The state of Kansas has agreed to pay a man $1.1 million after significant doubt was cast on his guilt.
How did this happen?
Richard Anthony Jones, 42, has spent the last 17 years in prison for a robbery that he has always insisted he didn't commit. There was never any hard evidence to link him to the crime, but he was found guilty based on the testimony of eyewitnesses who identified him as the culprit.
However, thanks to work by the Midwest Innocence Project and the Paul E. Wilson Defender Project, the state was presented with new information: a man who looked almost exactly like Jones lived right near the site of the robbery at the time the crime occurred. This man's face had not been present in a set of photos that had been presented to the eyewitnesses. In fact, none of the photos they were shown looked like the description they had given, except for Jones.
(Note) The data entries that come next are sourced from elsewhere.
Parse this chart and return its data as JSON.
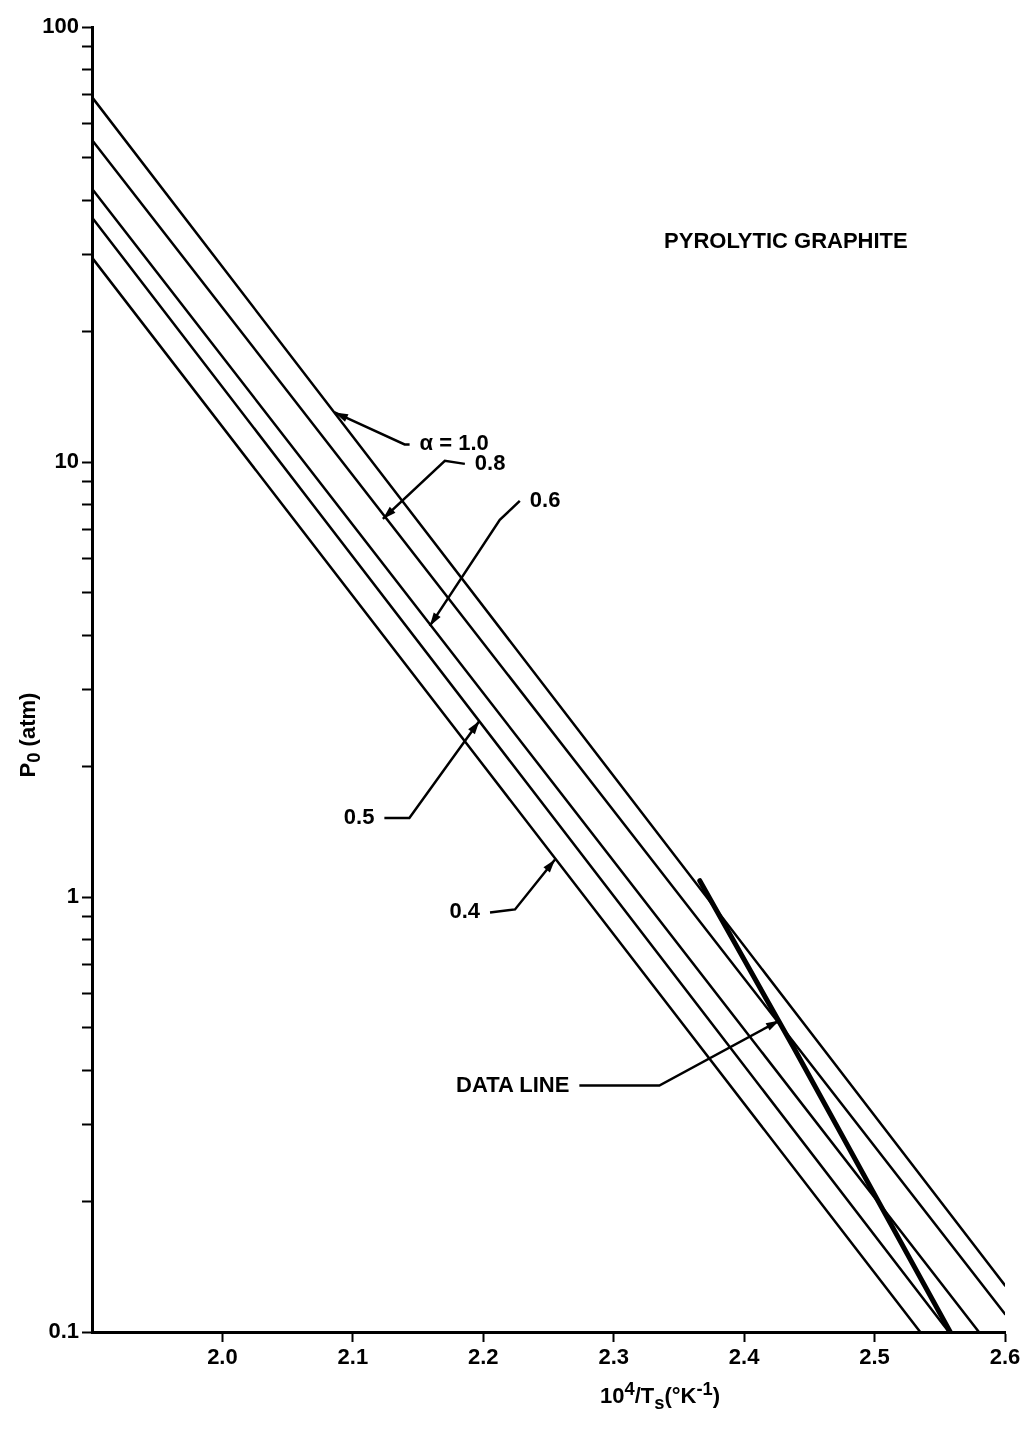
{
  "chart_data": {
    "type": "line",
    "xlabel": "10$^{4}$/T$_{s}$(°K$^{-1}$)",
    "ylabel": "P$_{0}$ (atm)",
    "log": "y",
    "grid": false,
    "legend": false,
    "marker": "none",
    "line_style": "solid",
    "xlim": [
      1.9,
      2.6
    ],
    "xticks": [
      {
        "value": 2,
        "label": "2.0"
      },
      2.1,
      2.2,
      2.3,
      2.4,
      2.5,
      2.6
    ],
    "ylim": [
      0.1,
      100
    ],
    "yticks": [
      0.1,
      {
        "value": 0.2,
        "label": null
      },
      {
        "value": 0.3,
        "label": null
      },
      {
        "value": 0.4,
        "label": null
      },
      {
        "value": 0.5,
        "label": null
      },
      {
        "value": 0.6,
        "label": null
      },
      {
        "value": 0.7,
        "label": null
      },
      {
        "value": 0.8,
        "label": null
      },
      {
        "value": 0.9,
        "label": null
      },
      1,
      {
        "value": 2,
        "label": null
      },
      {
        "value": 3,
        "label": null
      },
      {
        "value": 4,
        "label": null
      },
      {
        "value": 5,
        "label": null
      },
      {
        "value": 6,
        "label": null
      },
      {
        "value": 7,
        "label": null
      },
      {
        "value": 8,
        "label": null
      },
      {
        "value": 9,
        "label": null
      },
      10,
      {
        "value": 20,
        "label": null
      },
      {
        "value": 30,
        "label": null
      },
      {
        "value": 40,
        "label": null
      },
      {
        "value": 50,
        "label": null
      },
      {
        "value": 60,
        "label": null
      },
      {
        "value": 70,
        "label": null
      },
      {
        "value": 80,
        "label": null
      },
      {
        "value": 90,
        "label": null
      },
      100
    ],
    "series": [
      {
        "color": "#000000",
        "x": [
          1.9,
          2.6
        ],
        "values": [
          69,
          0.128
        ]
      },
      {
        "color": "#000000",
        "x": [
          1.9,
          2.6
        ],
        "values": [
          55,
          0.11
        ]
      },
      {
        "color": "#000000",
        "x": [
          1.9,
          2.58
        ],
        "values": [
          42.5,
          0.1
        ]
      },
      {
        "color": "#000000",
        "x": [
          1.9,
          2.557
        ],
        "values": [
          36.5,
          0.1
        ]
      },
      {
        "color": "#000000",
        "x": [
          1.9,
          2.535
        ],
        "values": [
          29.5,
          0.1
        ]
      },
      {
        "color": "#000000",
        "x": [
          2.366,
          2.439,
          2.558
        ],
        "values": [
          1.09,
          0.445,
          0.1
        ]
      }
    ],
    "annotations": [
      "PYROLYTIC GRAPHITE",
      {
        "text": "α = 1.0",
        "x": 2.086,
        "y": 13
      },
      {
        "text": "0.8",
        "x": 2.123,
        "y": 7.4
      },
      {
        "text": "0.6",
        "x": 2.159,
        "y": 4.2
      },
      {
        "text": "0.5",
        "x": 2.197,
        "y": 2.54
      },
      {
        "text": "0.4",
        "x": 2.255,
        "y": 1.22
      },
      {
        "text": "DATA LINE",
        "x": 2.427,
        "y": 0.52
      }
    ]
  }
}
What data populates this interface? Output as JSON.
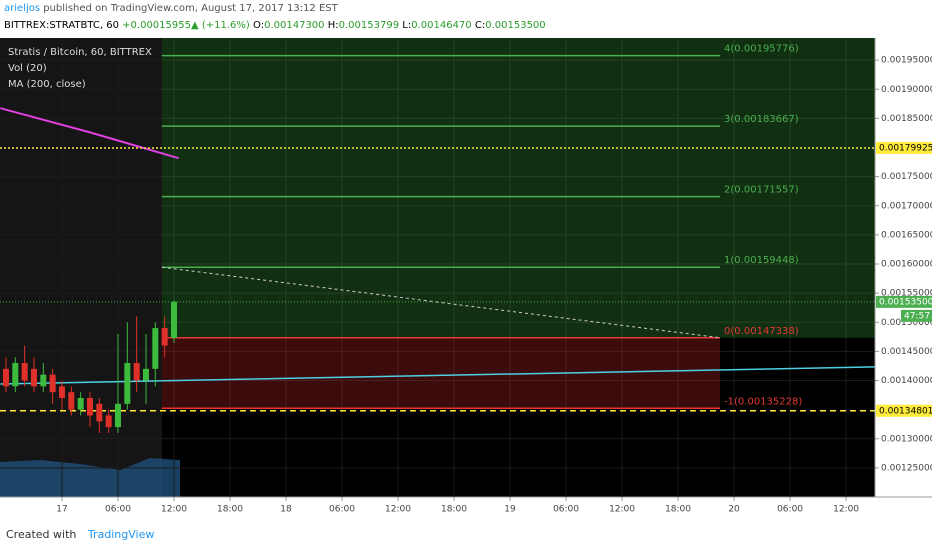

The lawyers working to free Jones argued that the way this was handled was "highly suggestive" to the witnesses. When the original eyewitnesses were shown the pictures of Jones and the other man, they could not say for certain which man had committed the crime.
While the other man has not been charged with the nearly two-decades-old robbery, this evidence was enough for District Judge Kevin Moriarty to order Jones to be released.
Jones told KDAF-TV that "belief in God and praying" kept him strong during his time in prison. He also said that he plans to look to the future instead of dwelling on the past and that he thinks that this experience has given him "a platform to speak for people who can't speak for themselves."
The overturned conviction was only the beginning. Jones also became the first person to get a compensated for his wrongful imprisonment under a new Kansas state law.
The payout in his case added up to $1,103,945. He was also granted a certificate of innocence, which could be crucial if he tries to get a job after so long in prison, as well as counseling and two years of state-provided health care.